Et maintenant qu’un double cancer a fini par terrasser le bouillonnant Bernard Tapie, lui qui semblait ne jamais garder durablement un genou à terre, la grosse caisse médiatique va indubitablement reprendre. De Bernard Tapie il va être question dans toutes les gazettes. Interminablement. Avec des reportages à n’en plus finir sur papier glacé, des odes hagiographiques de celui qui d’innombrables fois a trébuché mais s’est toujours relevé…
Pour Mediapart aussi, Bernard Tapie a assurément été un « bon client ». Comment pourrait-on le nier puisque, depuis que le scandale qui porte son nom a éclaté, en juillet 2008, nous lui avons consacré plusieurs centaines d’articles ou d’enquêtes (elles sont ici).

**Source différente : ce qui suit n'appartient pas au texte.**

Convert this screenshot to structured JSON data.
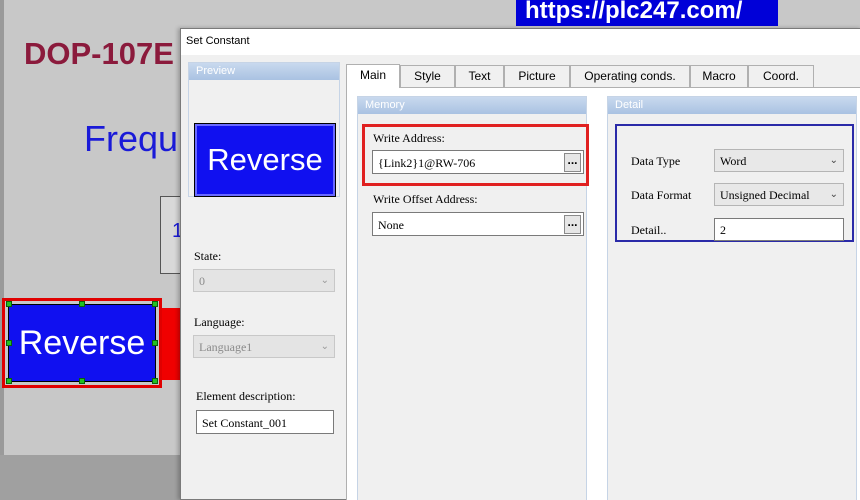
{
  "watermark": "https://plc247.com/",
  "background": {
    "title": "DOP-107E",
    "freq_label": "Frequ",
    "box_digit": "1",
    "button_label": "Reverse"
  },
  "dialog": {
    "title": "Set Constant",
    "preview": {
      "header": "Preview",
      "button_label": "Reverse"
    },
    "state": {
      "label": "State:",
      "value": "0"
    },
    "language": {
      "label": "Language:",
      "value": "Language1"
    },
    "element_description": {
      "label": "Element description:",
      "value": "Set Constant_001"
    },
    "tabs": [
      "Main",
      "Style",
      "Text",
      "Picture",
      "Operating conds.",
      "Macro",
      "Coord."
    ],
    "active_tab": "Main",
    "memory": {
      "header": "Memory",
      "write_address_label": "Write Address:",
      "write_address_value": "{Link2}1@RW-706",
      "write_offset_label": "Write Offset Address:",
      "write_offset_value": "None",
      "browse_label": "..."
    },
    "detail": {
      "header": "Detail",
      "data_type_label": "Data Type",
      "data_type_value": "Word",
      "data_format_label": "Data Format",
      "data_format_value": "Unsigned Decimal",
      "detail_label": "Detail..",
      "detail_value": "2"
    }
  },
  "colors": {
    "button_blue": "#1010f0",
    "highlight_red": "#e02020",
    "highlight_blue": "#2a2aa8",
    "watermark_bg": "#0000d8"
  }
}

Toujours cependant, dans l’optique d’un journalisme d’intérêt public que nous revendiquons et non d’un journalisme plus « people ». Car, pour dire vrai, non, je ne me suis jamais attardé sur l’homme Bernard Tapie – même si l’un et l’autre avons fini par bien nous connaître, tant nos échanges ont été innombrables, tantôt apaisés, tantôt volcaniques, comme en attestent nos échanges de SMS dont on trouve quelques exemples dans le documentaire que j’ai co-écrit avec Thomas Johnson et que l’on peut visionner ici sur ce billet de blog.

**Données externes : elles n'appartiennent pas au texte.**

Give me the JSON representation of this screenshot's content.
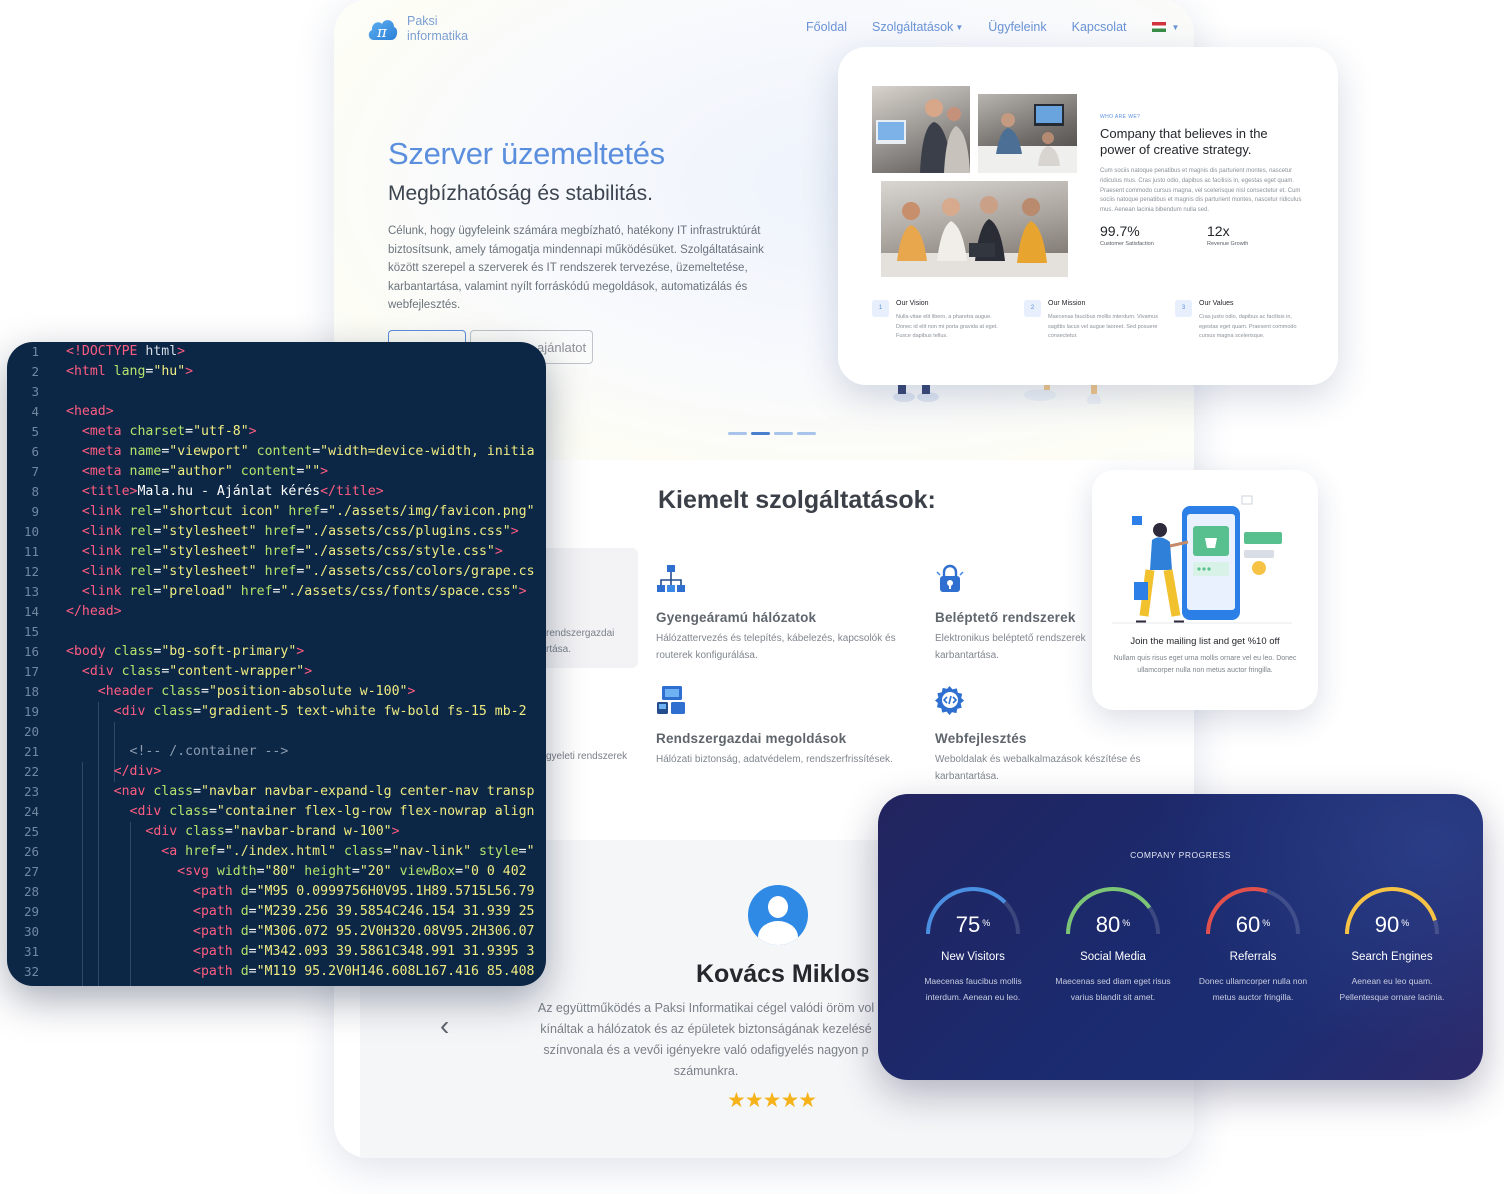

Mais, sous ma plume, Mediapart a constamment préféré mettre en lumière non pas l’aventure personnelle de Bernard Tapie mais ce que son affaire – ou plutôt ses affaires – a révélé de notre pays ; des dysfonctionnements de notre démocratie ; des embardées de la justice.
Puisque Bernard Tapie est mort, ce dimanche 3 octobre, après un très long combat contre la maladie, sans doute est-ce toujours le meilleur prisme pour parler du personnage : continuer d’observer toutes les turbulences dans lesquelles il a été emporté tout au long de sa vie, comme un miroir. Car dans sa vie tumultueuse, on discerne tout cela : la folle consanguinité entre le pouvoir politique et les milieux d’affaires, une justice parfois à la botte, une presse trop souvent servile, et tant d’autres choses encore… Alors, observons une dernière fois le miroir Tapie, pour discerner les images qu’il renvoie de notre démocratie.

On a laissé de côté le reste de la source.